急性糸球体腎炎とは、溶連菌感染症後10日~4週間後に発症しやすい病気で、顔やまぶた、足のむくみ、血尿、高血圧などの症状が出る。溶連菌感染症が治った後、尿検査をするのは腎炎になっていないかチェックするためだ。とはいえ、10日間抗生物質を飲み続けるのは大人でも嫌なもの。息子たちが保育時園児だったときに溶連菌感染症になったことがあるが、親も忙しい中、子供に10日間薬を飲ませるのは結構厄介だった。

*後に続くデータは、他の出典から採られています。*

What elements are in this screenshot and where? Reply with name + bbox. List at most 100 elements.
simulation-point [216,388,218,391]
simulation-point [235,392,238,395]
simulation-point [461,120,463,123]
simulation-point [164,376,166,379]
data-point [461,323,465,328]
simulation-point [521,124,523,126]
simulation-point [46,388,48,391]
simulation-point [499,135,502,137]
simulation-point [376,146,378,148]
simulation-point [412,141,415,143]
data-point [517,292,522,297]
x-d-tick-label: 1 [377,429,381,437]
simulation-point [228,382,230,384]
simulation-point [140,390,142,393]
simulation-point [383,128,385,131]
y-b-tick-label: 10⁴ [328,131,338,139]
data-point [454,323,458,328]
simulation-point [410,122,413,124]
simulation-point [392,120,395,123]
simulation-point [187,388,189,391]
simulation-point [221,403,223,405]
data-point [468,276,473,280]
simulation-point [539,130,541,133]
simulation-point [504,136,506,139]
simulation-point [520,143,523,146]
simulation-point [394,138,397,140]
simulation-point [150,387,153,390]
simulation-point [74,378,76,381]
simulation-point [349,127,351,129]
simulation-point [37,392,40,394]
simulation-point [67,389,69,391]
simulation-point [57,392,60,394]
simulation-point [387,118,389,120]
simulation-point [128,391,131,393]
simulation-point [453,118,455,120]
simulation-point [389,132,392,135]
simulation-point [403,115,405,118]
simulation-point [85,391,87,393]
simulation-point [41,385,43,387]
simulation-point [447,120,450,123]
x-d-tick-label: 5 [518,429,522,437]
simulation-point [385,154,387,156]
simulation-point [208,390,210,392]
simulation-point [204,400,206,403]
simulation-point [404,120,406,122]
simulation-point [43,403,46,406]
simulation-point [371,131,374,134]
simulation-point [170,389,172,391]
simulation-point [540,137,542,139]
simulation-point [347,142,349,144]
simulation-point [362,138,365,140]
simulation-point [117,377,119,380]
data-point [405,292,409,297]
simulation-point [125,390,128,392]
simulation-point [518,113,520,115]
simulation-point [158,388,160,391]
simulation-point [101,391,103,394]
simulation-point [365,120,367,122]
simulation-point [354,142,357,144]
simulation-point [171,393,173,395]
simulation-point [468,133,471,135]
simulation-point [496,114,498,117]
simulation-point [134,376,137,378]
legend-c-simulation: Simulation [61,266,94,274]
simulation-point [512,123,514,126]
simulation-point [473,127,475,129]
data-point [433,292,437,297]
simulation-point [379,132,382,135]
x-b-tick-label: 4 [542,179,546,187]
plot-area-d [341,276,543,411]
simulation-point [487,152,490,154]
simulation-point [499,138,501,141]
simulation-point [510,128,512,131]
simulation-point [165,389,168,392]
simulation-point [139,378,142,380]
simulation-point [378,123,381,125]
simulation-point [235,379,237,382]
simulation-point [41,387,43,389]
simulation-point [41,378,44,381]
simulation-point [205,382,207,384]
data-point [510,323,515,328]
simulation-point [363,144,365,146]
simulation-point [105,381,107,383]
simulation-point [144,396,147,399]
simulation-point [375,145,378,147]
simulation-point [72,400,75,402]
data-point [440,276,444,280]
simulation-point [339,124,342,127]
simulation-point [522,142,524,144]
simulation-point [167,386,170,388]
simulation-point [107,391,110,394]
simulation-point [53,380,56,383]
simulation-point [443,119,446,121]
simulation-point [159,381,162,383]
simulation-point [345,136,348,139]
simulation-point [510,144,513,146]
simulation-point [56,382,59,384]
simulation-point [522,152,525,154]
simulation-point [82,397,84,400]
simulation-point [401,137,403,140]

子供に多い病気ではあるものの、決して小児特有の病気ではなく大人にもうつる。身近にも、1人の子が溶連菌感染症で休んだと思ったら、兄弟、両親、祖父母まで全員に感染した家があった。ワクチンはなく、予防は手洗い、うがい、マスク、コップやタオルの供用を避けるといった一般的な感染症予防法が基本だ。家庭の中で感染を避けるのはなかなか難しく、特に兄弟間の感染率は25%とされる。
ただ、溶連菌感染症自体は、前述のように治療法と合併症を予防する方法が確立されており恐れる必要はない。怖いのは、同じA群溶血性レンサ球菌が傷口やのどなどから血液中に入り劇症化したときだ。「劇症型溶血性レンサ球菌感染症」の初期症状は手足の痛みと腫れ、発熱で、気づいたときには手足の壊死、多臓器不全が進んで手遅れになる場合もある。発病後数十時間でショック状態を起こして約30%もの人が亡くなることから、「人食いバクテリア」とも呼ばれる病気だ。
国立感染症研究所によると、昨年は患者数が調査開始(1999年)以来最も多い273人に上り、今年も3月1日までに全国で90人の発症が報告されている。発症はまれで、すぐに抗菌薬を投与して壊死した部分を切除すれば治る可能性はあるとはいえ、なぜ劇症化するか、また、なぜ増加しているかは分かっていないのが不気味なところ。
特定の遺伝子の型を持つ溶血性レンサ球菌が劇症化することまでは解明されつつあるものの病気の進行を止めるのが難しい部分もあり、持病のない元気な人でもこの病気で命を落とす危険性があるのだ。手足のキズが化膿して発熱するなど、おかしいと思ったらすぐに医療機関を受診してみよう。一般的な溶連菌感染症も早めに小児科や内科を受診すれば重症化や合併症の発症を避けられる。